At the end of the CCEP fellowship program, the fellows should be able to:

  • Provide expert consultation in all aspects of rhythm management and clinical electrophysiology, pacing and defibrillation, assessing the syncopal patient and managing genetically transmitted diseases such as hypertrophic cardiomyopathy, long QT syndrome and other “channelopathies”

  • Show knowledge of, indications for and procedural skills and expertise in all electrophysiologic procedures. Such procedures include diagnostic electrophysiology studies (with analysis of complex intra-cardiac electrograms), mapping and ablation for all types of supraventricular tachycardia (including atrioventricular nodal reentry in all its forms, reentry due to an accessory pathway, atrial flutter and atrial fibrillation), mapping and ablation (endocardial and epicardial) for ventricular tachycardia, atrioventricular node modification for rate control in atrial arrhythmias, defibrillator and pacemaker implantation (including cardiac resynchronization devices with left ventricular lead placement), lead extraction including laser extraction, electric cardioversion and tilt table testing

  • Show expertise in electroanatomic mapping using both CARTO and Velocity mapping systems

  • Provide individualized outpatient follow-up, management and trouble-shooting of implanted defibrillators and pacemakers

  • Review, critique and analyze published scientific literature and incorporate the findings of clinical trials into routine clinical practice

  • Propose, plan and carry out clinical research that will confirm or refute a proposed hypothesis or investigate a clinical issue

  • Communicate effectively with referring physicians and other medical personnel

  • Above all, provide ethical, professional and compassionate care to patients and their families

Interventional Cardiovascular Fellowship

The Interventional Cardiology Fellowship Program at Thomas Jefferson University is a one-year accredited program that requires fellows to obtain competencies in the six areas as defined by the Accreditation Council for Graduate Medical Education (ACGME) to the level expected of a new interventional cardiology practitioner. There is an optional non-accredited second year for selected fellows with a focus on advanced structural heart and peripheral vascular disease.

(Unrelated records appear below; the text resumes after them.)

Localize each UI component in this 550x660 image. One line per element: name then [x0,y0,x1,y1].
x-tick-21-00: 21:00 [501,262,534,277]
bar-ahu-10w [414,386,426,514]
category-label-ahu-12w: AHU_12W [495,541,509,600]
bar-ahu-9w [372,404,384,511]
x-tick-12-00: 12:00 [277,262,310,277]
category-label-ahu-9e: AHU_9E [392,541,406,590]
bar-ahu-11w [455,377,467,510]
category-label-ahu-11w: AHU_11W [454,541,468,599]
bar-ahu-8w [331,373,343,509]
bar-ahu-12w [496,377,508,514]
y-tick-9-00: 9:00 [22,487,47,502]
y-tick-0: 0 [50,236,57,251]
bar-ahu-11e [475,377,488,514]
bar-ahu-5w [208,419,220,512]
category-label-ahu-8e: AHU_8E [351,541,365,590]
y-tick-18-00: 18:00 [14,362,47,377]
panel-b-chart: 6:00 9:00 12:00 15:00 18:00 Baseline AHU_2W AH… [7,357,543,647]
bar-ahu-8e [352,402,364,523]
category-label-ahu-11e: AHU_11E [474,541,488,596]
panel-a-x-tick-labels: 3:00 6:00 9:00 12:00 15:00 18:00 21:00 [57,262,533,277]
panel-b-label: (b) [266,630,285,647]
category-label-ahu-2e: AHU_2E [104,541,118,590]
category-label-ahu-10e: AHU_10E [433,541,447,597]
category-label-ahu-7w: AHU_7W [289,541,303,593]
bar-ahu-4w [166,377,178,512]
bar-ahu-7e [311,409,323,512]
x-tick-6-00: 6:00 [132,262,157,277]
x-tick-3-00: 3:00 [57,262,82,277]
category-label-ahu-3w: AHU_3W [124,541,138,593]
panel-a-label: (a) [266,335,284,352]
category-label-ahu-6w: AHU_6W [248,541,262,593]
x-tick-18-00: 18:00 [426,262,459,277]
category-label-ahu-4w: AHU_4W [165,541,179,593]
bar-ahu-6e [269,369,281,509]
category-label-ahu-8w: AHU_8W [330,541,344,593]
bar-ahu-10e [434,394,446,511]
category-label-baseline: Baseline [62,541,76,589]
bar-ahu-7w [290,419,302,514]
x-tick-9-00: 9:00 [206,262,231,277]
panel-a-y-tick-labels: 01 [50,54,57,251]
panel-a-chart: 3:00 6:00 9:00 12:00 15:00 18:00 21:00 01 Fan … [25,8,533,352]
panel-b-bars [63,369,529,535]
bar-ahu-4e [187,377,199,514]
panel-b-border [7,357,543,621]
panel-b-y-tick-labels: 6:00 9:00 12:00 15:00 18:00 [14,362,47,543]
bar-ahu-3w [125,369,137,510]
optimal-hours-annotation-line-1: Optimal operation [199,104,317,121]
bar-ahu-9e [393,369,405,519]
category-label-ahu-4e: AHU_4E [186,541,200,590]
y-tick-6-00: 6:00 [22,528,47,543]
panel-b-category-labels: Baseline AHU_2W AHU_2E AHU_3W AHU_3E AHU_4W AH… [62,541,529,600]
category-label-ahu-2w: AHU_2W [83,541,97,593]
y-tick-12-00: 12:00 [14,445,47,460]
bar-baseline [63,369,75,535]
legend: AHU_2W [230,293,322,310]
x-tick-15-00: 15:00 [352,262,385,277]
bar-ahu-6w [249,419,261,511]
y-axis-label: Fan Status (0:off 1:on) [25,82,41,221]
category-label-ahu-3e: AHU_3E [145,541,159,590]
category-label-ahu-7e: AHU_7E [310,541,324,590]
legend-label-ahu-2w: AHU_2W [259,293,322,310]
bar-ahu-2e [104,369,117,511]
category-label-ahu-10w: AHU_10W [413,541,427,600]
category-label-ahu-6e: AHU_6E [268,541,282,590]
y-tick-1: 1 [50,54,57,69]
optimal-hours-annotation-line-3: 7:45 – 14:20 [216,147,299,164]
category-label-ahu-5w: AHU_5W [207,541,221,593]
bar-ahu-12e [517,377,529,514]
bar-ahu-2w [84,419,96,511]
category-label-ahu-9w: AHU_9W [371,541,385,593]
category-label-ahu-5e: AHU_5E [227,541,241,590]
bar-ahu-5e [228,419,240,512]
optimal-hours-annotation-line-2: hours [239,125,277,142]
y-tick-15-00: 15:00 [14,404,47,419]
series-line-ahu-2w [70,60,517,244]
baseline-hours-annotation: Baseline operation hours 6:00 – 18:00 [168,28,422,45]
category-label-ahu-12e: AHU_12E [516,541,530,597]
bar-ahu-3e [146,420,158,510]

The goal of the interventional fellowship is to prepare the fellow to be a skilled, independent operator in the performance of diagnostic and therapeutic cardiac catheterization procedures. To qualify, all applicants entering interventional cardiology must have first completed a minimum of three years of residency training in Internal Medicine and an additional three years of fellowship training in Cardiovascular Disease accredited by the ACGME. The fellows are required to engage in clinical or basic science research endeavors during the fellowship.

The fellow is expected to perform over 250 coronary interventional procedures (functioning as the primary operator) during the 12-month fellowship. In all clinical experiences, fellows must:

  • Participate in pre-procedural planning, including the indications for the procedure and the selection of the appropriate technical strategy and equipment

  • Perform the critical technical manipulations of the procedure

  • Demonstrate substantial involvement in post-procedural care

  • Be supervised by teaching faculty responsible for the procedure

The fellow is also exposed to peripheral arterial disease and intervention, as well as structural and valvular heart disease and intervention.